I have no idea why I chose to reject the values I was taught to so rigidly follow. For one reason or another, I chose to reject a societal system that I felt was meant to oppress and limit. I could have just as easily assimilated into the role that was expected of me. Hell, I wouldn’t be the black sheep of the family. I would have acceptance. I wouldn’t have stirred the pot. Would it have been easier? Perhaps if I wanted to keep my head in the sand. Yet, adhering to the limiting roles just never FELT right.
After much reflection during the past couple years, I came to the conclusion on why I chose to become a Professional Dominatrix. My work is pretty much the ultimate act of defiance in regards to how I was raised by my conservative, Catholic family. It all makes sense.
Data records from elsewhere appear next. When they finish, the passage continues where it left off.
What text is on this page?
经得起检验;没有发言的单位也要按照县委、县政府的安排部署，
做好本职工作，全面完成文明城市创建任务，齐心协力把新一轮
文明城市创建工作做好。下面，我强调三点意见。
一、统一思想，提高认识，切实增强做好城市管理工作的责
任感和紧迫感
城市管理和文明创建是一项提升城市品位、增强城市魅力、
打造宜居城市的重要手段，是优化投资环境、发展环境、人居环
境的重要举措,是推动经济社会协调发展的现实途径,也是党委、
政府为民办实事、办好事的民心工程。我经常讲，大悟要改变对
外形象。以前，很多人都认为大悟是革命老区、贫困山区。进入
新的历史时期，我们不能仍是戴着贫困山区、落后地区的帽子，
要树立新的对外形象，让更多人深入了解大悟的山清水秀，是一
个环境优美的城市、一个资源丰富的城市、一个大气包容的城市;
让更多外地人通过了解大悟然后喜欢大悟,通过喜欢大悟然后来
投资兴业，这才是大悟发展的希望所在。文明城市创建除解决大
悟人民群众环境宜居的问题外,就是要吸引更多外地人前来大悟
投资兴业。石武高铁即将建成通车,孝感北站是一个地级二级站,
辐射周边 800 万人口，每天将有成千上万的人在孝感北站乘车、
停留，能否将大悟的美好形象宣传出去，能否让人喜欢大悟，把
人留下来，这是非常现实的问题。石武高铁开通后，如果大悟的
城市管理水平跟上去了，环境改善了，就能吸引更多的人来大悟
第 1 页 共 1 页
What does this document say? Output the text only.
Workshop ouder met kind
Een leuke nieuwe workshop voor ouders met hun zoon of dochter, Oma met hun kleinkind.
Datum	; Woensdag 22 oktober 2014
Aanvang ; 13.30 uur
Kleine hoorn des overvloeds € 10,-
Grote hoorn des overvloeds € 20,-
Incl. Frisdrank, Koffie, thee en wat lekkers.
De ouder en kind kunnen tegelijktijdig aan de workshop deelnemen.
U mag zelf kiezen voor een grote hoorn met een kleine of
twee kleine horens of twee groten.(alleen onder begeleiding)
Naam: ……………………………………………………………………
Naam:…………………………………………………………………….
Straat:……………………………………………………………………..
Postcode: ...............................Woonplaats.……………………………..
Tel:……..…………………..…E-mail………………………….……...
Coming from an oppressive environment made me have to redefine myself, re-evaluate my worth, my identity, my wants, desires, etc. I naturally grew into being an assertive person. It’s nothing I really even thought about. It just happened. It was organic and perhaps would happen to many other women if they took the time to think about their wants, needs, and desires, too, instead of themselves as they are defined by the limiting gender expectations of our society. If the majority of women knew that they actually had a voice and felt comfortable using it, maybe then we would filter out words such as bitchy, mean, or scary, and we would replace them with words such as confident, secure, strong, and assertive.